We lived until I was nearly six in the middle of the woods off of a back road named for my grandmother's Irish descendants. Our driveway was gravel. Our dogs lived outside nearly 100 percent of the time, and they got their joy from treeing 'coons and chasing 'possums.
Vacations have nearly always been to the Gulf Coast. If we went to a beach anywhere else we were disappointed. I came to the realization during high school that the end of the pier extending into Mobile Bay in Fairhope, Ala. was where I felt closest to God, while overlooking a marsh off Georgia's barrier islands or South Carolina's low country are a close second.
My earliest memory is in Savannah. The furthest west I've been is New Orleans. Furthest north? Virginia.
I've never left the south. I guess there are people who pity me for it. Part of me wonders what's so great about John Denver's wild Montana skies or the Big Apple. I'd like to go to Norway some day, but only on the pretense that I can return home to Metro Atlanta, or maybe, some time in the future, L.A. (Lower Alabama, of course) and lay my head on a pillow in a house with a porch and a fridge containing sweet tea.
I never want to live anyplace that wasn't mentioned by Margaret Mitchell, Rick Bragg, or Pat Conroy. I want to always be a few hours' drive from the Appalachians or the Atlantic. I want people to offer me key lime pie after dinner. I don't want to have to explain my meaning when I say "fixin' to" or "petered out."
I want to always be comfortable making fun of people who say Hotlanta, and I want to always take pity on people who are accustomed to heavy snowfall.
I never want to live where people prefer Pepsi, where Chick-fil-A is foreign, and where Jimmy Buffett isn't a road trip staple.
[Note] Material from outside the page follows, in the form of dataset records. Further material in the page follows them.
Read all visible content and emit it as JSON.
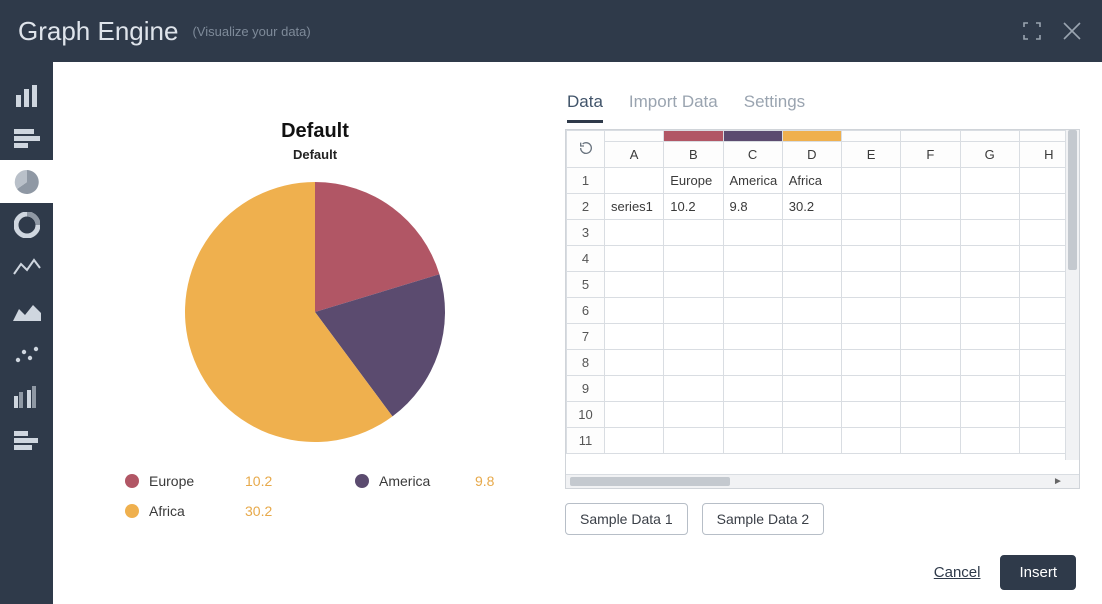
{
  "header": {
    "title": "Graph Engine",
    "tagline": "(Visualize your data)"
  },
  "sidebar": {
    "items": [
      {
        "name": "bar-chart-icon"
      },
      {
        "name": "stacked-bar-icon"
      },
      {
        "name": "pie-chart-icon",
        "active": true
      },
      {
        "name": "donut-chart-icon"
      },
      {
        "name": "line-chart-icon"
      },
      {
        "name": "area-chart-icon"
      },
      {
        "name": "scatter-chart-icon"
      },
      {
        "name": "grouped-bar-icon"
      },
      {
        "name": "horizontal-bar-icon"
      }
    ]
  },
  "chart": {
    "title": "Default",
    "subtitle": "Default"
  },
  "chart_data": {
    "type": "pie",
    "title": "Default",
    "subtitle": "Default",
    "series_name": "series1",
    "categories": [
      "Europe",
      "America",
      "Africa"
    ],
    "values": [
      10.2,
      9.8,
      30.2
    ],
    "colors": [
      "#b15665",
      "#5b4b6f",
      "#efb04e"
    ]
  },
  "tabs": {
    "items": [
      "Data",
      "Import Data",
      "Settings"
    ],
    "active": 0
  },
  "grid": {
    "columns": [
      "A",
      "B",
      "C",
      "D",
      "E",
      "F",
      "G",
      "H"
    ],
    "header_row": [
      "",
      "Europe",
      "America",
      "Africa",
      "",
      "",
      "",
      ""
    ],
    "data_row": [
      "series1",
      "10.2",
      "9.8",
      "30.2",
      "",
      "",
      "",
      ""
    ],
    "row_count_visible": 11,
    "column_colors": {
      "B": "#b15665",
      "C": "#5b4b6f",
      "D": "#efb04e"
    }
  },
  "buttons": {
    "sample1": "Sample Data 1",
    "sample2": "Sample Data 2",
    "cancel": "Cancel",
    "insert": "Insert"
  }
}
I want to always be surrounded by ravenous SEC fans, people who don't understand soccer, and people who think Mark Richt hung the moon and Nick Saban numbered the stars, even though they're quick to give that glory to the Good Lord when it's no longer time to kid around.
College graduation scares me. Not because I'll have to get a big girl job and branch out, but because that branching out means I might have to leave the South. I see stirrings of this painful truth already with my big brother. His chemical engineering degree could send him to Texas, Michigan, Wisconsin -- the list goes on, but it doesn't include many states in the Deep South. I've already arrived at the conclusion that a future that involves me living somewhere where people don't say "y'all" and understand the importance of a sturdy porch swing or how to drive in Atlanta traffic is not a future in which I am interested.
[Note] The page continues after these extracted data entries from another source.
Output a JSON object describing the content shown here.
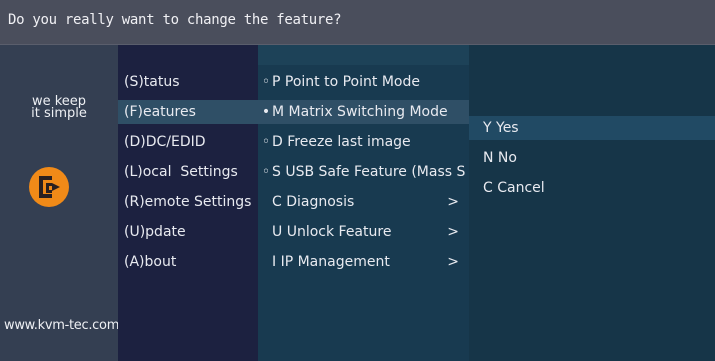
{
  "dialog": {
    "title": "Do you really want to change the feature?"
  },
  "brand": {
    "slogan_line1": "we keep",
    "slogan_line2": "it simple",
    "website": "www.kvm-tec.com",
    "logo_color": "#f08a18"
  },
  "main_menu": [
    {
      "label": "(S)tatus"
    },
    {
      "label": "(F)eatures",
      "selected": true
    },
    {
      "label": "(D)DC/EDID"
    },
    {
      "label": "(L)ocal  Settings"
    },
    {
      "label": "(R)emote Settings"
    },
    {
      "label": "(U)pdate"
    },
    {
      "label": "(A)bout"
    }
  ],
  "features_menu": [
    {
      "bullet": "◦",
      "label": "P Point to Point Mode"
    },
    {
      "bullet": "•",
      "label": "M Matrix Switching Mode"
    },
    {
      "bullet": "◦",
      "label": "D Freeze last image"
    },
    {
      "bullet": "◦",
      "label": "S USB Safe Feature (Mass S"
    },
    {
      "label": "C Diagnosis",
      "arrow": ">"
    },
    {
      "label": "U Unlock Feature",
      "arrow": ">"
    },
    {
      "label": "I IP Management",
      "arrow": ">"
    }
  ],
  "confirm_menu": [
    {
      "label": "Y Yes",
      "selected": true
    },
    {
      "label": "N No"
    },
    {
      "label": "C Cancel"
    }
  ],
  "colors": {
    "title_bar": "#4a4e5c",
    "brand_panel": "#343f52",
    "menu1_bg": "#1c2140",
    "menu2_bg": "#183a50",
    "menu3_bg": "#163548",
    "highlight": "#2f4f66"
  }
}
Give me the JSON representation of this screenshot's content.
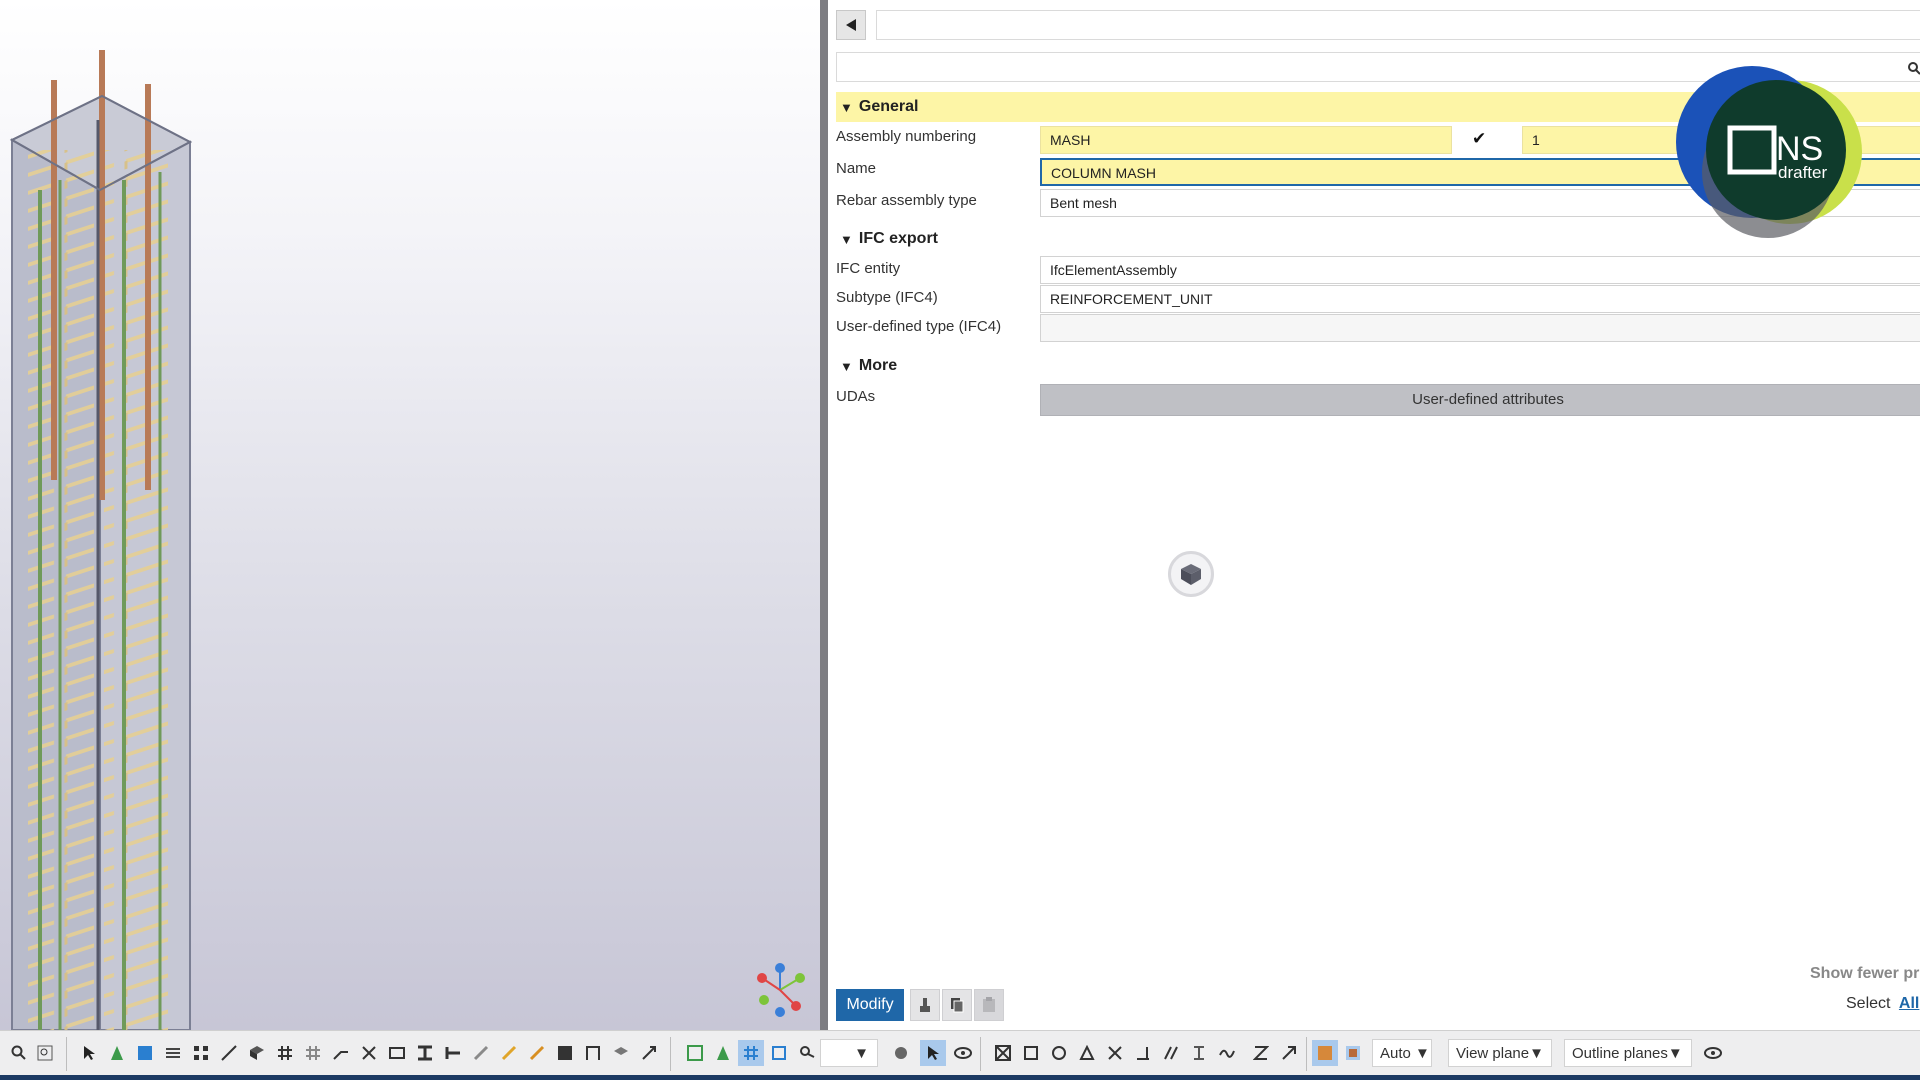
{
  "panel": {
    "search": {
      "placeholder": ""
    },
    "sections": {
      "general": {
        "title": "General"
      },
      "ifc": {
        "title": "IFC export"
      },
      "more": {
        "title": "More"
      }
    },
    "fields": {
      "assembly_numbering": {
        "label": "Assembly numbering",
        "prefix": "MASH",
        "start": "1"
      },
      "name": {
        "label": "Name",
        "value": "COLUMN MASH"
      },
      "rebar_assembly_type": {
        "label": "Rebar assembly type",
        "value": "Bent mesh"
      },
      "ifc_entity": {
        "label": "IFC entity",
        "value": "IfcElementAssembly"
      },
      "subtype": {
        "label": "Subtype (IFC4)",
        "value": "REINFORCEMENT_UNIT"
      },
      "user_defined_type": {
        "label": "User-defined type (IFC4)",
        "value": ""
      },
      "udas": {
        "label": "UDAs",
        "button": "User-defined attributes"
      }
    },
    "logo": {
      "text_main": "NS",
      "text_sub": "drafter"
    },
    "footer": {
      "show_fewer": "Show fewer pro",
      "select_label": "Select",
      "select_all": "All"
    },
    "modify_label": "Modify"
  },
  "toolbar": {
    "dropdowns": {
      "auto": "Auto",
      "view_plane": "View plane",
      "outline_planes": "Outline planes"
    }
  },
  "colors": {
    "accent": "#1f67a8",
    "section_bg": "#fdf5a6",
    "splitter": "#7d7d82",
    "status_bar": "#1c3a63"
  }
}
Maybe it's because of all the fried food hardening in my arteries, but this place is in my blood. When I'm away I feel it calling me home. When I'm with people who aren't from around here, I feel its pull. Mom and Dad donated 46 chromosomes, and I guess the South did too. Southern architecture, southern flora and fauna, southern artists and authors are consistently my favorite. We are all somehow connected through our southernness, through our shared roots of descendants who arrived here before us, sweating to plant crops and picking them to provide for their families. (My grandmother spent her childhood and adolescence picking cotton.)
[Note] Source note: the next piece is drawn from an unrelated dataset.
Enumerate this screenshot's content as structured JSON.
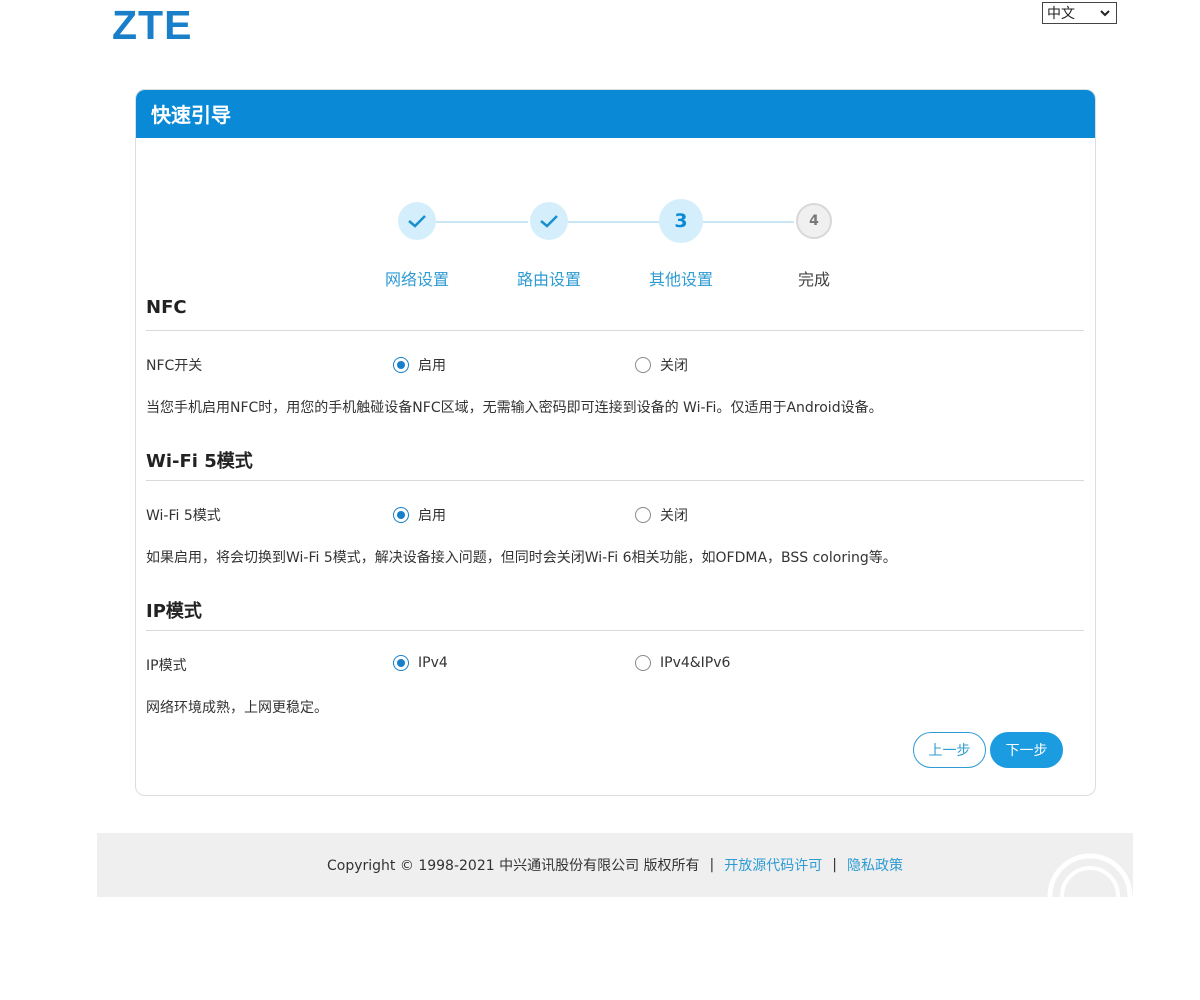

I will not hesitate to call myself a Southerner, but I will never sympathize with those who continue to fly the Rebel flag. We are in a different time period. We move forward from some of the standards our grandparents kept to, but regardless of the progress we make as we conform to the open-mindedness of the rest of the United States, something deeper than what is written in history books that calls us back to the land where peach trees grow and lend their name to a wealth of cities, streets and businesses.
I was born in the Deep South to a Tennessee mama and a Georgia daddy. This red clay is in my blood, and I can feel it in my bones. I've never left the South, and in the long term, I don't plan to. Because this is home.